At bottom, in the absence of specific arguments, it is not clear how the witnesses in question were not properly prepared for their depositions or how they failed to answer questions.
The Court's general impression after reading the transcripts of the depositions at issue is that witnesses were prepared for their depositions and were able to answer the overwhelming majority of questions. ECF No. 83-6, 83-7, and 83-8.
B. Defense counsel did not coach Marlene Srok during her deposition.
Plaintiff argues defense counsel improperly coached the witnesses. Plaintiff's exhibit in support of his argument (at ECF 81-1 at 24-25) shows that defense counsel showed the witness a particular policy after Plaintiff asked a question. It is fair to interpret Plaintiff's question as one touching on the policy responsible for ensuring detectives properly retain information about their investigations. It is not clear why counsel for defense would not be allowed to refer the witness to a policy that provides answers to that question. Great Am. Ins. Co., 251 F.R.D. at 534 (“Rule 30(b)(6) is not designed to be a memory contest.”) (citation omitted). Certainly, defense counsel could have used that document to refresh the witness' recollection. In addition, the policy in question had already been disclosed to Plaintiff.

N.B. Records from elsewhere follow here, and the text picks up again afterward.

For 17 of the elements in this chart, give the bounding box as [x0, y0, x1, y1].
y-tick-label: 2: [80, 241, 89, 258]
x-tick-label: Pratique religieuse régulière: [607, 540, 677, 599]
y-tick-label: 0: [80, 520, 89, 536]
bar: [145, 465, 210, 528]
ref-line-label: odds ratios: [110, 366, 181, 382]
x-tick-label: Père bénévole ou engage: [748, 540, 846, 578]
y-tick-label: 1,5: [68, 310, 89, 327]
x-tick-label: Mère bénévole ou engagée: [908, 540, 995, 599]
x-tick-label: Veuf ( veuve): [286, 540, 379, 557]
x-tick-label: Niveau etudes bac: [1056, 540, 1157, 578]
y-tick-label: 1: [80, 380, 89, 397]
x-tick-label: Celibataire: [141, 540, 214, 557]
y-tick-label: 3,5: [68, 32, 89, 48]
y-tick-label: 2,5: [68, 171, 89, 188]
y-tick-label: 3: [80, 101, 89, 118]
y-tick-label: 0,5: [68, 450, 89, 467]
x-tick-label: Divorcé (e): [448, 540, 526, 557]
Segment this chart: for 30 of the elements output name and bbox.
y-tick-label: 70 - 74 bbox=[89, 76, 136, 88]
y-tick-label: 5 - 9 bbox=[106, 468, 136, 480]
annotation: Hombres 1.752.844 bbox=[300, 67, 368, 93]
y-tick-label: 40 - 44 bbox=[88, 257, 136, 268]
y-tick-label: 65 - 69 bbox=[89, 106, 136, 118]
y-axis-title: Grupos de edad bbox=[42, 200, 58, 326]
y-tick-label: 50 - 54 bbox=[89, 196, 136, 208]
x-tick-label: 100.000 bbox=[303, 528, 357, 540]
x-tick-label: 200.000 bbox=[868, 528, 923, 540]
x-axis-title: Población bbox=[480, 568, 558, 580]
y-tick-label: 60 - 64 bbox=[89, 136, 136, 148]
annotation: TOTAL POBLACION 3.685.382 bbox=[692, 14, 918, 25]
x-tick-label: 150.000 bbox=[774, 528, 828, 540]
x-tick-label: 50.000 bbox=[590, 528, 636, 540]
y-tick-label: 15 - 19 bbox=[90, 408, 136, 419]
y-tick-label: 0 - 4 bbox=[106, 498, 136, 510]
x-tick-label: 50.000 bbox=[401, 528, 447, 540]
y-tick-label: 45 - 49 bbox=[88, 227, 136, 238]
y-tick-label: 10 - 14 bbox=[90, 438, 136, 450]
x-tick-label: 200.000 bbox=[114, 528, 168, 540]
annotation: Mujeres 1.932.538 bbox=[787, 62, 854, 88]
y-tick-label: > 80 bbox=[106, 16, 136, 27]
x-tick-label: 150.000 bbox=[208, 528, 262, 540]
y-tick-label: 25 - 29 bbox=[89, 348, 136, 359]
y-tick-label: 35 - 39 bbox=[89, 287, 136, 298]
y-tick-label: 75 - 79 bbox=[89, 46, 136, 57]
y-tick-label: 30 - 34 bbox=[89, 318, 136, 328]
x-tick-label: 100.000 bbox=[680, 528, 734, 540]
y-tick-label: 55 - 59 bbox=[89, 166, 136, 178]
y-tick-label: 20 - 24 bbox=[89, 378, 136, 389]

Lastly, meeting for 30 minutes in preparation for a deposition is not indicia that the witness was not properly prepared.
C. Failure to produce discovery
As to items (b)-(k) above, the Court notes Plaintiff has not complied with LR 26-6(b), which requires the movant to set forth the text of the discovery request and any response to it. Failure to comply with this local rule makes it impossible for the Court to determine whether there are proper grounds for any such withheld discovery. As applied to this case, it makes it very hard for the Court to track the reasons why Plaintiff contends he is entitled to certain productions. Indeed, several of the listed items are not accompanied by any argument. Lastly, Defendants assert they have produced everything, but Plaintiff's reply is not clear as to what has been produced or not (or whether for example, he has the transcripts that go hand in hand with the inaudible files).
II. Motion for Sanctions
As explained above, the Court does not find defense counsel behaved improperly during Ms. Srok's deposition. As a result, sanctions are not proper under Fed.R.Civ.P. 30(a)(5). In addition, Fed.R.Civ.P. 30(b)(2) is not applicable as the Court issued no orders in connection with the depositions at issue.
III. Conclusion
IT IS ORDERED that Plaintiff's Motion to Compel at ECF No. 81 is DENIED.
IT IS FURTHER ORDERED that Plaintiff Motion for Sanctions at ECF No. 88 is DENIED.
IT IS FURTHER ORDERED that the hearing set for August 31, 2023 regarding ECF Nos. 81 and 88 is VACATED.